Sekali saja, izinkan aku serakah.
---
“Sel, pliss!” Kiky memohon entah untuk yang ke berapa kalinya, meminta pada Selly agar memberi kesempatan padanya untuk bicara.
Tapi seolah menganggapnya tak kasat mata, Selly tak sedikit pun membuka mulut. Gadis itu khusyuk menjelajah rak tinggi di depannya dengan mata dan jari telunjuk. Menyisir tiap judul buku, mengambil satu, membaca sebentar, lalu mengembalikannya lagi. Entah buku apa yang dia cari.
“Selly!”
Selly berdecak. “Ini di perpus Ky, tolong jangan berisik!” ucapnya lirih namun penuh penekanan.

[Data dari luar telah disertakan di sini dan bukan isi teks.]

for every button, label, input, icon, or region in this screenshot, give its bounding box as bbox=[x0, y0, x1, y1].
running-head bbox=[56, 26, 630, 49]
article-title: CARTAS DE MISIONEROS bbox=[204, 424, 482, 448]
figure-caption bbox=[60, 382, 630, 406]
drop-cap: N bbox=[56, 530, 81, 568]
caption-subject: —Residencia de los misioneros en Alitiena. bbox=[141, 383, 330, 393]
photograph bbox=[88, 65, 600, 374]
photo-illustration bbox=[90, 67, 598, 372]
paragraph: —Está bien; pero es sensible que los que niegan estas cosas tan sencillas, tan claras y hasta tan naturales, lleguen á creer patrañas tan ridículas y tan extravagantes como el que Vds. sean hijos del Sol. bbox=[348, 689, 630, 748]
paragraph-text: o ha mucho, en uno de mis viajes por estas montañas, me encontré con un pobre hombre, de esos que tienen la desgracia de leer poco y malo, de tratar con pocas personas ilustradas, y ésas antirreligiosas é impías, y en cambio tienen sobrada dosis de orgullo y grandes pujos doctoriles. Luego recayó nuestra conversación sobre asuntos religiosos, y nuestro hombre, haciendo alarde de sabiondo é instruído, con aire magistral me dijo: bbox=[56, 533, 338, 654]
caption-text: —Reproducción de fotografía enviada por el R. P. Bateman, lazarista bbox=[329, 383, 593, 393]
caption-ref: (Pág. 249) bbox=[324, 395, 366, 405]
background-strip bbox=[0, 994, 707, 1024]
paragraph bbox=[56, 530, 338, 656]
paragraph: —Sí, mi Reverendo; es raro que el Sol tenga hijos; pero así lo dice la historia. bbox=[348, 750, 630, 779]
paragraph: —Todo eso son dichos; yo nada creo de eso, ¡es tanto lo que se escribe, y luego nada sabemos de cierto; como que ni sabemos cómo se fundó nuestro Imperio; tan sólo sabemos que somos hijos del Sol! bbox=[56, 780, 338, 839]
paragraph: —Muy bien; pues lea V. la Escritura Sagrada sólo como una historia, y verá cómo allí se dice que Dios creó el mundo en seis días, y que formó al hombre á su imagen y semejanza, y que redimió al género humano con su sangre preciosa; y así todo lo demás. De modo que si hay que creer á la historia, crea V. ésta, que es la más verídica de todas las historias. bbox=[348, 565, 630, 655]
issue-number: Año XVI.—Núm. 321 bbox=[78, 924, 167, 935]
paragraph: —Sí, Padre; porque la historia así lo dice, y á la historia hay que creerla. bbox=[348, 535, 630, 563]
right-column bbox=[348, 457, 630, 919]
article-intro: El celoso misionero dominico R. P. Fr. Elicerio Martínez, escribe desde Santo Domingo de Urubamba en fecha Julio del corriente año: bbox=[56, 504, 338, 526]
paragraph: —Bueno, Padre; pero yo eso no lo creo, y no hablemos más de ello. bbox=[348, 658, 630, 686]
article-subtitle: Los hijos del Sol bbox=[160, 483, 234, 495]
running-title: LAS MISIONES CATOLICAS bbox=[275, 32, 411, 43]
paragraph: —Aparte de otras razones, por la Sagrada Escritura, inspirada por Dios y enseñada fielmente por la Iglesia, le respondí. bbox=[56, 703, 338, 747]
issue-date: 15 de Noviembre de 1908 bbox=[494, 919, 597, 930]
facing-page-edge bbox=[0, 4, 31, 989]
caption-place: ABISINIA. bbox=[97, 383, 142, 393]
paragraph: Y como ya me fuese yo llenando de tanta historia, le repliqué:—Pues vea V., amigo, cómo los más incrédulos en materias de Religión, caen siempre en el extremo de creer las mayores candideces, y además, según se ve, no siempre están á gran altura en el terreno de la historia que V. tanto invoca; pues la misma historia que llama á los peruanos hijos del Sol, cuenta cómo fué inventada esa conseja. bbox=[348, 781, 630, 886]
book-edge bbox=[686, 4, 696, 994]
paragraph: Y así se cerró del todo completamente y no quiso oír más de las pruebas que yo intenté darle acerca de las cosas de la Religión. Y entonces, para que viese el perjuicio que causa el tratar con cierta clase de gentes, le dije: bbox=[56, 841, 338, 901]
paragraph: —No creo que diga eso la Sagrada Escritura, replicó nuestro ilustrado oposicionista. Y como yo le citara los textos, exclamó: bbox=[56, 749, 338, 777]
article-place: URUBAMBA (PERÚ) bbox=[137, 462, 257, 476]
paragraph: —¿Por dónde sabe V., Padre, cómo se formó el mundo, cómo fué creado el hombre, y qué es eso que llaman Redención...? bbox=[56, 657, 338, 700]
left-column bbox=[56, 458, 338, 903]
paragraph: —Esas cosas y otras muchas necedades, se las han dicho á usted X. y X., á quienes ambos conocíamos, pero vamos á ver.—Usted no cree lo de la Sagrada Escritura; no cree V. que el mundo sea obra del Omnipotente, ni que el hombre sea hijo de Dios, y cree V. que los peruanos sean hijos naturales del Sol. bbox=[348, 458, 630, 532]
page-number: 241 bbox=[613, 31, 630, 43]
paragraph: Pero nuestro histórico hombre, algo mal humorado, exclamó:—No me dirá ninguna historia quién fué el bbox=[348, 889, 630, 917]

“Kalau begitu ayo kita bicara di luar,” Kiky masih tidak mau menyerah.
“Gak boleh!”
Selly memejamkan mata mendengar suara seseorang yang sangat dia kenali. Demi apa, Rey muncul di sini? Dan lagi apa dia lupa kalau ini perpustakaan? Tempat di mana berbicara keras itu dilarang.
“Apaan lo nyambung aja?” hardik Kiky.
“Lo yang apaan,” timpal Rey, galak. “Masih punya harga diri lo nunjukkin diri di sini? Atau urat malu lo udah putus?”
Decak kekesalan juga peringatan terdengar dari pengunjung perpus. Membuat Selly memijit pangkal hidungnya yang mendadak berdenyut nyeri. Mengembalikan buku dengan kasar ke dalam rak semula, gadis itu berjalan keluar, diikuti dua lelaki itu di belakangnya.
“Gue akan tetap di sini jagain Selly.”
Rey mendengus, lalu mencibirkan bibir bawahnya. “Lo yakin Selly masih mau maafin lo?”
“Sel, kamu mau kan maafin aku, aku janji gak akan egois lagi.”
Selly berhenti di depan tangga, membuat kedua pemuda itu melakukan hal yang sama. Gadis itu berbalik, memandang mereka bergantian. Apa yang telah dilewatkannya di sini?
“Sel, please!” Kiky menangkupkan tangan di depan dada. “Maafin aku, ya?”
“Udah dibilangin Selly gak akan maafin lo,” serobot Rey.
“Aku akan maafin kamu,” jawaban Selly membuat keduanya melebarkan mata.
“Tapi Sel, dia—”
“Hanya jika kamu tidak menemuiku lagi.”
Protes dari Rey terhenti saat mendengar penuturan Selly, berganti senyum kelegaan.
“Tapi Selly—”
“Ky, please!” mengangkat tangan, Selly menghentikan ucapan Kiky. Sekali lagi menekankan bahwa dia tidak ingin berhubungan lagi dengannya.
“Dan kamu, Rey.” Selly menatap Rey. “Kita perlu bicara.”
Senyum merekah dari bibir Rey, mengangguk dua kali dengan mata berbinar, seperti anak kecil yang ditawari es krim. Dia melambai pada Kiky dengan gaya hiperbolis, sebelum mengikuti jejak Selly. Bukankah dia menang kali ini?
Mereka berjalan menaiki tangga, menyusuri koridor sejauh 5 meter, lalu berbelok ke belakang sebuah ruangan. Bersandar pada birai balkon, Selly menatap Rey yang menghadiahinya senyum secerah mentari siang itu.
“Apa yang kamu ketahui?” todong Selly. Obrolan mereka beberapa saat lalu dengan Kiky mengindikasikan bahwa lelaki itu tahu sesuatu.
“Apa? Maksudmu soal ...,” Rey menjeda kalimatnya, enggan melanjutkan, “Kiky?”
Mengangguk, Selly mengamini pertanyaan Rey. “Kamu sudah tahu?”